Behaviour of a closure that captures a local variable of function that it was returned from, in C++

Question

I am bit a confused why the following functions normal_get() and closure_get() behave differently. Sure, one returns a closure and the other a reference to a local variable. But essentially the former return value (closure) when invoked, does the same thing i.e returns a reference to a local variable of the function that it was returned from.
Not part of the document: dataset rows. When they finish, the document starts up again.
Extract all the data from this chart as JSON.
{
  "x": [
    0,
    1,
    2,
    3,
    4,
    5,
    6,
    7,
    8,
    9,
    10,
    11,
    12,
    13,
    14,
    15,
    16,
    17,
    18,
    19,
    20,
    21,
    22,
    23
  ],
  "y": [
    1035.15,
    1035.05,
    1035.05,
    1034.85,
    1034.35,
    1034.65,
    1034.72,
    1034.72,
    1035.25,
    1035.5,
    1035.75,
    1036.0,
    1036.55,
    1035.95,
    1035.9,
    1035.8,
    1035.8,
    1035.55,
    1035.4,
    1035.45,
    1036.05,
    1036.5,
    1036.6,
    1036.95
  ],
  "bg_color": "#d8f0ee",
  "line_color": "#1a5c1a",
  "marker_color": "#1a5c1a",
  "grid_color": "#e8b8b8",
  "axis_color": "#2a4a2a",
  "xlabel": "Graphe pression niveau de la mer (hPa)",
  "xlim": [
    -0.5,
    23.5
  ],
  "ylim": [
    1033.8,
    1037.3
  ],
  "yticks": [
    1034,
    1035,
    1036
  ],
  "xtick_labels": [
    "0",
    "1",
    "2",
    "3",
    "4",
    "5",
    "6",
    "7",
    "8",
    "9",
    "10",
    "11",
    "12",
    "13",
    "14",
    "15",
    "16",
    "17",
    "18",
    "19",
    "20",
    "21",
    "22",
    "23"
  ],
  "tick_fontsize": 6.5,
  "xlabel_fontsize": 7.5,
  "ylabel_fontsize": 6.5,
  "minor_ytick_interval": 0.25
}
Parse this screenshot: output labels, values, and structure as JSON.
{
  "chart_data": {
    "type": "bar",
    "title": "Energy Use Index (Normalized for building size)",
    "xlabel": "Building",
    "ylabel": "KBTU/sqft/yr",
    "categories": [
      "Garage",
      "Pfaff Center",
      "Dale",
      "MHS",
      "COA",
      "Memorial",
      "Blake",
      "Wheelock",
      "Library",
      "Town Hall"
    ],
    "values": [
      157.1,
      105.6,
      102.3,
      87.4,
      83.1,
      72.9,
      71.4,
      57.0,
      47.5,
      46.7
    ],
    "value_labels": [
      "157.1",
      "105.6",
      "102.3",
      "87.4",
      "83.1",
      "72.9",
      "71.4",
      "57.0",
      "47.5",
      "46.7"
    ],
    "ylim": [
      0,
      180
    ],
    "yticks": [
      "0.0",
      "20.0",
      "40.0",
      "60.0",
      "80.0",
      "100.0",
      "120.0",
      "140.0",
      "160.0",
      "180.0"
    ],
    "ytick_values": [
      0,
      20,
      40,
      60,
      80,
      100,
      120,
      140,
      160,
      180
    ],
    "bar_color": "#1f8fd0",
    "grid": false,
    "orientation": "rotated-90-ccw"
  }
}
I am no c++ expert and I know one cannot a return a reference to a local variable within a function. But I would like to confirm whether it is an undefined or expected behavior for the closure scenario and there is no compiler magic there? (asking since I have recently started playing around with closures in C++)

I am using g++ 9.3.0

g++ -std=c++2a test.cpp

#include <iostream>
#include <functional>

using namespace std;


auto closure_get() {
        int val = 10;

        auto f = [&]() {       // capturing by reference
                return &val;
        };

        return f;
}

auto normal_get() {
        int val = 10;

        return &val;
}


int main () {
        auto func = closure_get();
        auto val = normal_get();

        std::cout<<*func()<<std::endl;  // This always prints `10`. Should this be considered as undefined behavior though?
        std::cout<<*val<<std::endl;     // This always segfaults as expected. It's still undefined behavior even if it prints some value.
}

Answer 1

In both cases it is undefined behavior as any non-static local variable cannot be returned as reference or pointer as it is destroyed after the end of the scope of that function. So that reference or pointer will be invalid.